In this first issue, Thomas G. Weiss and Nina Connelly examine the relationship between cultural cleansing and mass atrocities. After summarizing the key debates surrounding the destruction of cultural heritage in armed conflict zones, Weiss and Connelly present options for creating an international framework dedicated to its protection. They demonstrate how the UN’s Responsibility to Protect (R2P) doctrine, a preexisting framework that allows for international intervention to stop war crimes or genocide, might be adapted to protect cultural heritage sites. This paper introduces the varied challenges and issues connected to the protection of cultural heritage and proposes a way forward in the development of a unified international response.
This is one in series of multiformat publications using Quire, Getty’s new publishing framework. Quire is currently in private beta, with the goal of it being released as free and open source software in the future. In the meantime, users are encouraged to request access at http://bit.ly/quire-beta. This repository can also be run locally to build the online site (but not the PDF or ebook formats) with Hugo, the static site generator at the core of Quire.
We are dedicated to maintaining this publication for years to come at the permanent URL, http://www.getty.edu/publications/occasional-papers-1/, and in its various formats and incarnations.

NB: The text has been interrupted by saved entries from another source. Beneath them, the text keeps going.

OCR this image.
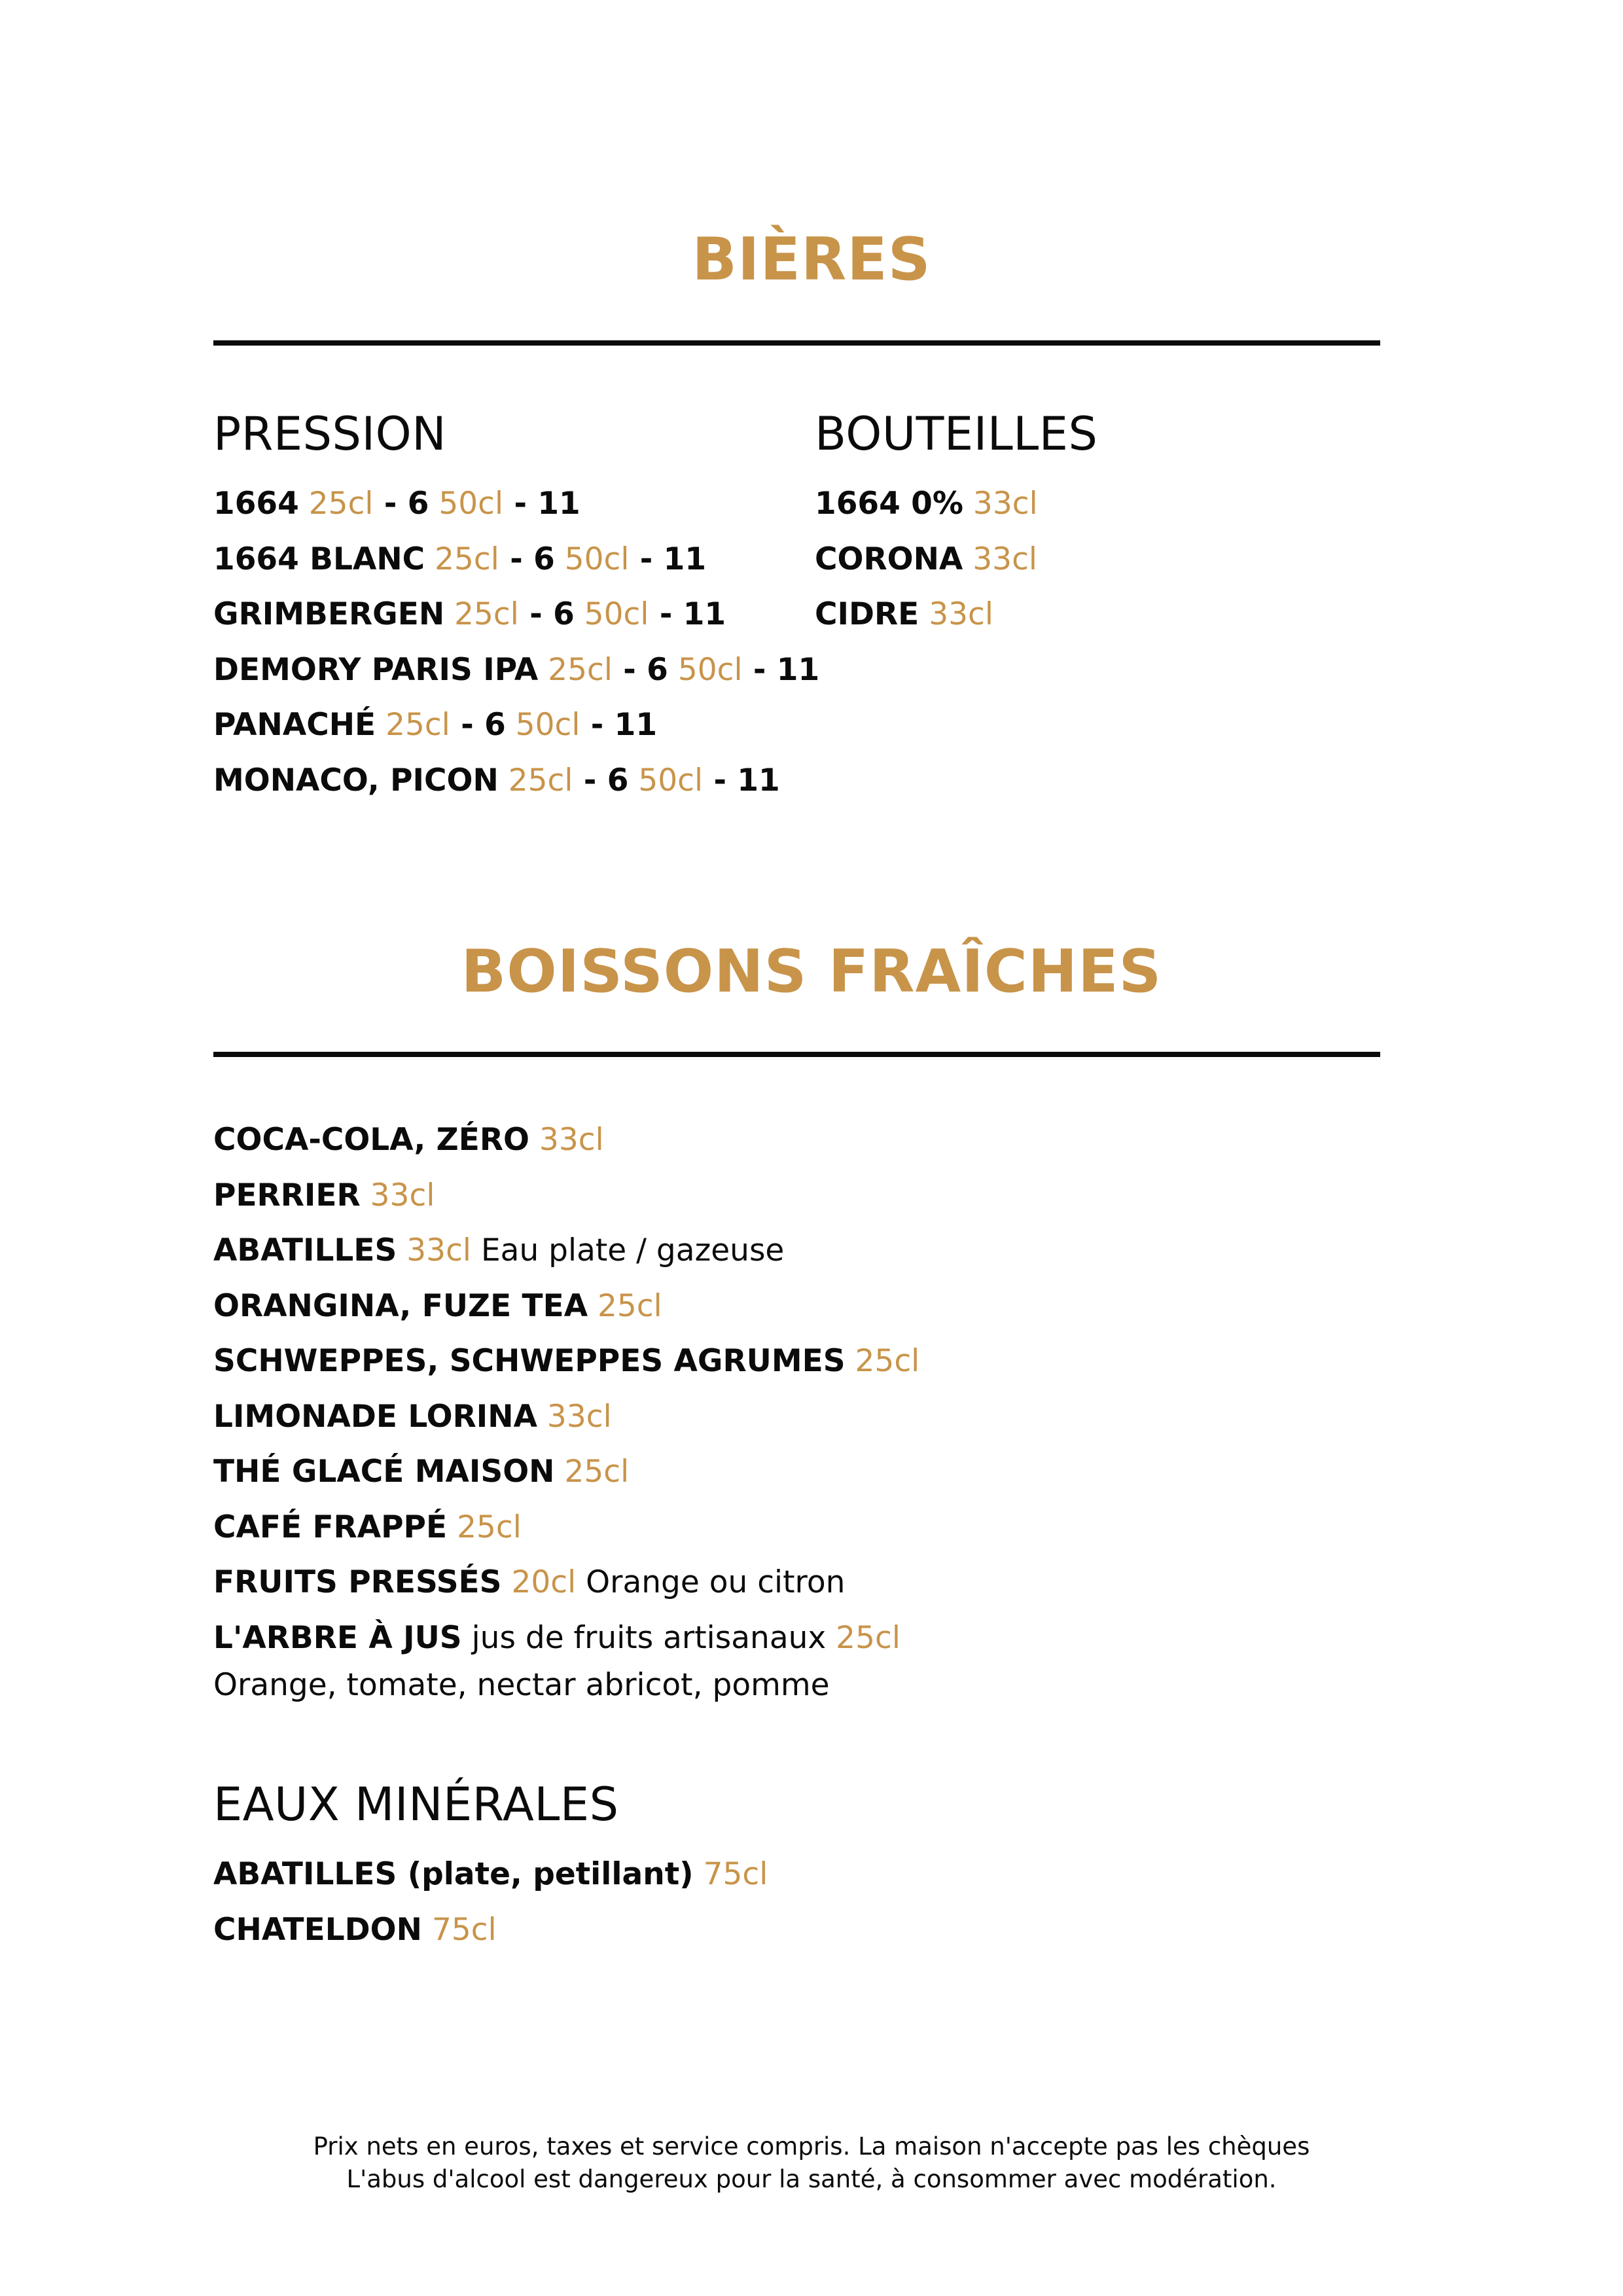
BIÈRES
PRESSION
1664 25cl - 6 50cl - 11
1664 BLANC 25cl - 6 50cl - 11
GRIMBERGEN 25cl - 6 50cl - 11
DEMORY PARIS IPA 25cl - 6 50cl - 11
PANACHÉ 25cl - 6 50cl - 11
MONACO, PICON 25cl - 6 50cl - 11
BOUTEILLES
1664 0% 33cl
CORONA 33cl
CIDRE 33cl
BOISSONS FRAÎCHES
COCA-COLA, ZÉRO 33cl
PERRIER 33cl
ABATILLES 33cl Eau plate / gazeuse
ORANGINA, FUZE TEA 25cl
SCHWEPPES, SCHWEPPES AGRUMES 25cl
LIMONADE LORINA 33cl
THÉ GLACÉ MAISON 25cl
CAFÉ FRAPPÉ 25cl
FRUITS PRESSÉS 20cl Orange ou citron
L'ARBRE À JUS jus de fruits artisanaux 25cl
Orange, tomate, nectar abricot, pomme
EAUX MINÉRALES
ABATILLES (plate, petillant) 75cl
CHATELDON 75cl
Prix nets en euros, taxes et service compris. La maison n'accepte pas les chèques
L'abus d'alcool est dangereux pour la santé, à consommer avec modération.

For any updates to the book, we will be following something between an app and traditional book publication model. Updates will only be made in regulated chunks as formal revisions and new editions and will always be thoroughly documented here in the repository, as well as in the revision history included with each of the book’s many formats.
The primary content pieces of the book can be found in the data
and content
directories. The master branch represents the current, published edition at all times, and the revisions branch, when present, will show changes currently under consideration. We invite you to submit suggestions or corrections via pull request on the revisions branch, by posting an issue, or by emailing us at pubsinfo@getty.edu.

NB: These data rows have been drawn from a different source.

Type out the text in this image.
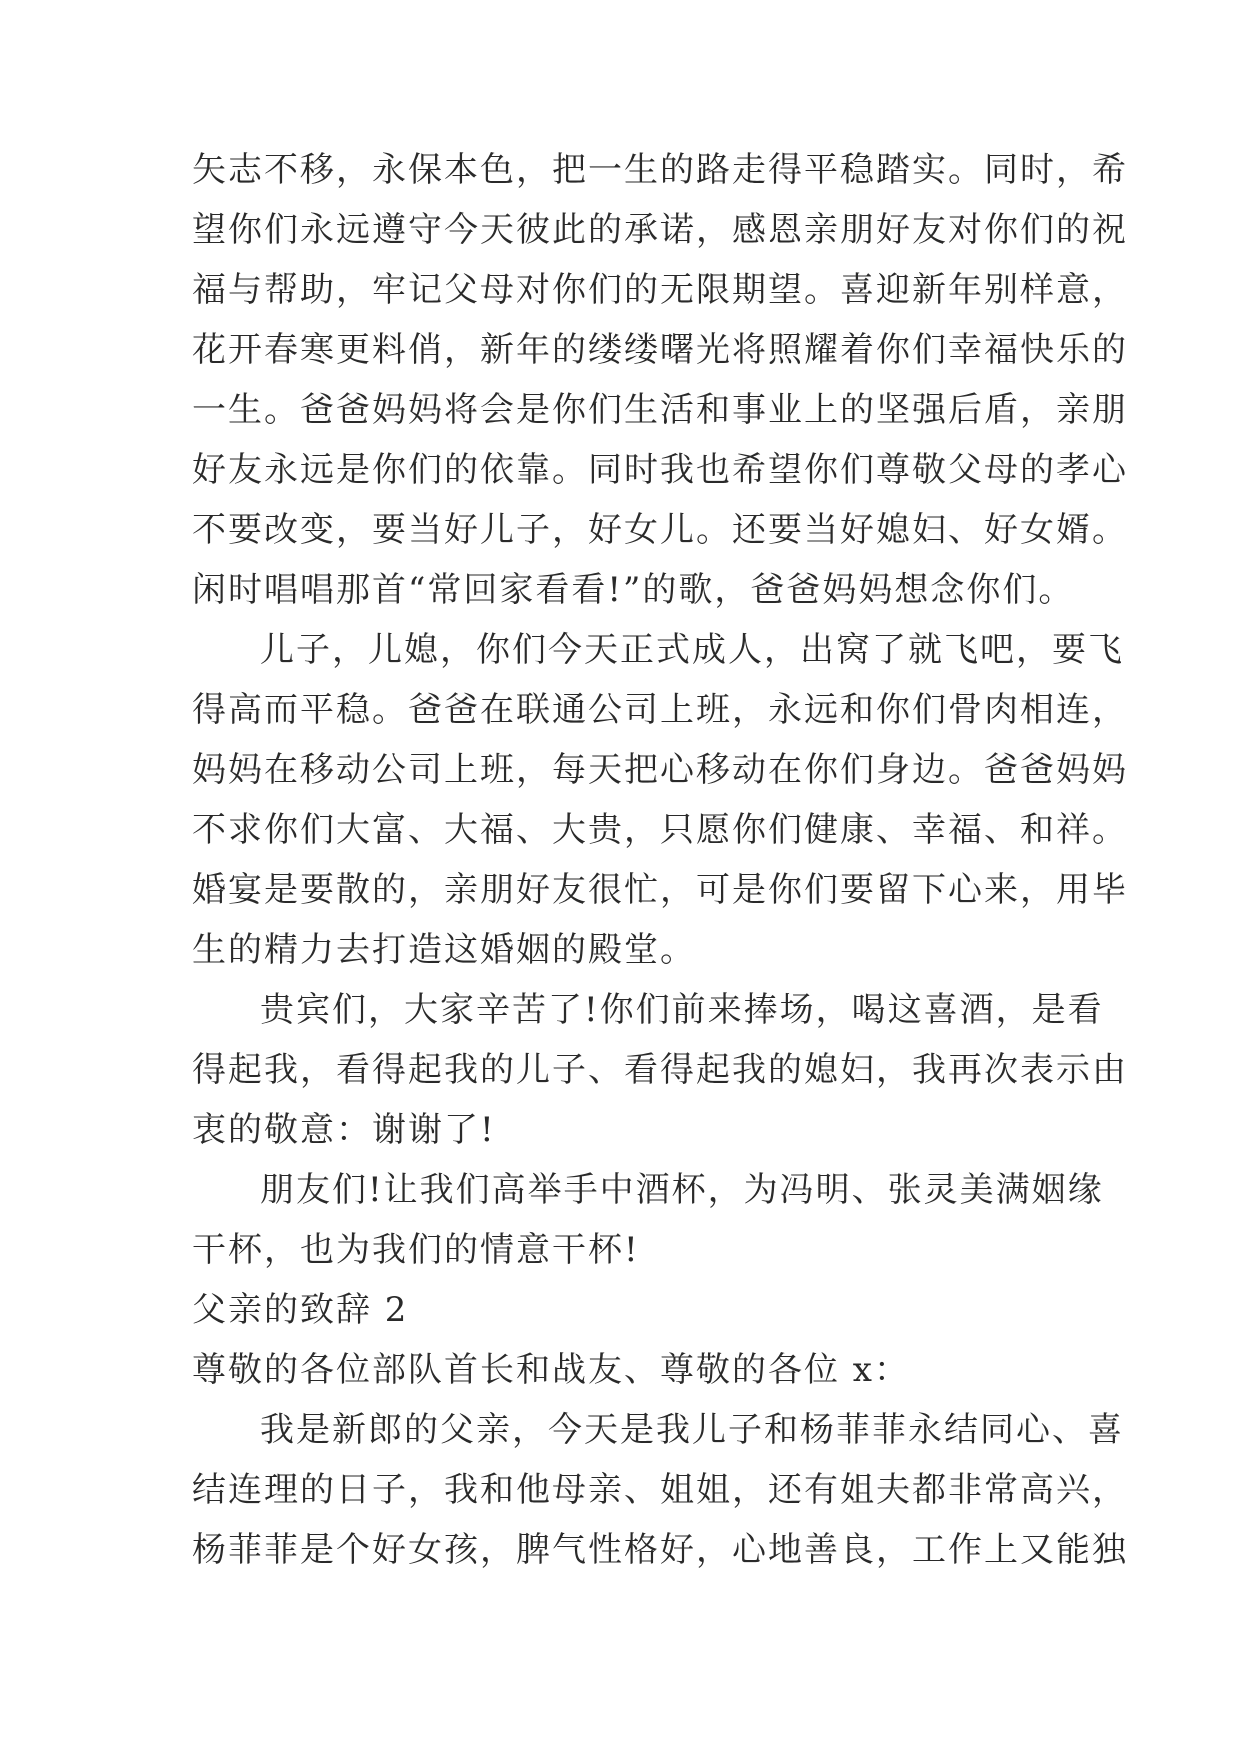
矢志不移，永保本色，把一生的路走得平稳踏实。同时，希
望你们永远遵守今天彼此的承诺，感恩亲朋好友对你们的祝
福与帮助，牢记父母对你们的无限期望。喜迎新年别样意，
花开春寒更料俏，新年的缕缕曙光将照耀着你们幸福快乐的
一生。爸爸妈妈将会是你们生活和事业上的坚强后盾，亲朋
好友永远是你们的依靠。同时我也希望你们尊敬父母的孝心
不要改变，要当好儿子，好女儿。还要当好媳妇、好女婿。
闲时唱唱那首“常回家看看!”的歌，爸爸妈妈想念你们。
儿子，儿媳，你们今天正式成人，出窝了就飞吧，要飞
得高而平稳。爸爸在联通公司上班，永远和你们骨肉相连，
妈妈在移动公司上班，每天把心移动在你们身边。爸爸妈妈
不求你们大富、大福、大贵，只愿你们健康、幸福、和祥。
婚宴是要散的，亲朋好友很忙，可是你们要留下心来，用毕
生的精力去打造这婚姻的殿堂。
贵宾们，大家辛苦了!你们前来捧场，喝这喜酒，是看
得起我，看得起我的儿子、看得起我的媳妇，我再次表示由
衷的敬意：谢谢了!
朋友们!让我们高举手中酒杯，为冯明、张灵美满姻缘
干杯，也为我们的情意干杯!
父亲的致辞 2
尊敬的各位部队首长和战友、尊敬的各位 x：
我是新郎的父亲，今天是我儿子和杨菲菲永结同心、喜
结连理的日子，我和他母亲、姐姐，还有姐夫都非常高兴，
杨菲菲是个好女孩，脾气性格好，心地善良，工作上又能独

This project was last built with the following software versions:
- Quire 0.18.0
- Node 12.18.3 / npm 6.14.6
- Hugo 0.72
- PrinceXML 13.5
- Pandoc 2.10.1
While v0.18.0 of the core Quire Starter Theme was used, a number of customizations were made specifically to bring the design inline with previous papers in the series which we not originally published with Quire. Within the theme itself, changes were made to the source/css/variables.scss
and source/css/print.scss
files and two new open license fonts were included: Archivo Narrow and Source Sans Pro. Outside of the theme, in the project’s layouts
directory, a number of custom templates are included, notably a custom cover layout, and some custom partial templates to allow for modest customization to other elements of the book. The q-note
shortcode was also added to allow for endnotes in the book rather than the usual footnotes other Quire books use by default.
The cover images for the Occasional Papers are licensed from third parties for use exclusively in each publication. As such, they are kept in a separate, private repository, https://github.com/thegetty/occasional-papers-images/, which is linked to this main publication repository as a submodule in static/img/cover/
. When cloning this repo for further development, you’ll permissions for the private repository and will need to clone recursively in order to clone both the main repo and the submodule.
git clone --recursive https://github.com/thegetty/occasional-papers-1.git
© 2018 J. Paul Getty Trust
This text of this work is licensed under a Creative Commons Attribution-NonCommercial 4.0 International License. The cover image is reproduced with the permission of the rights holder acknowledged in the caption and is expressly excluded from the CC BY-NC license covering the rest of this publication. The image may not be reproduced, copied, transmitted, or manipulated without consent from the owner, who reserves all rights.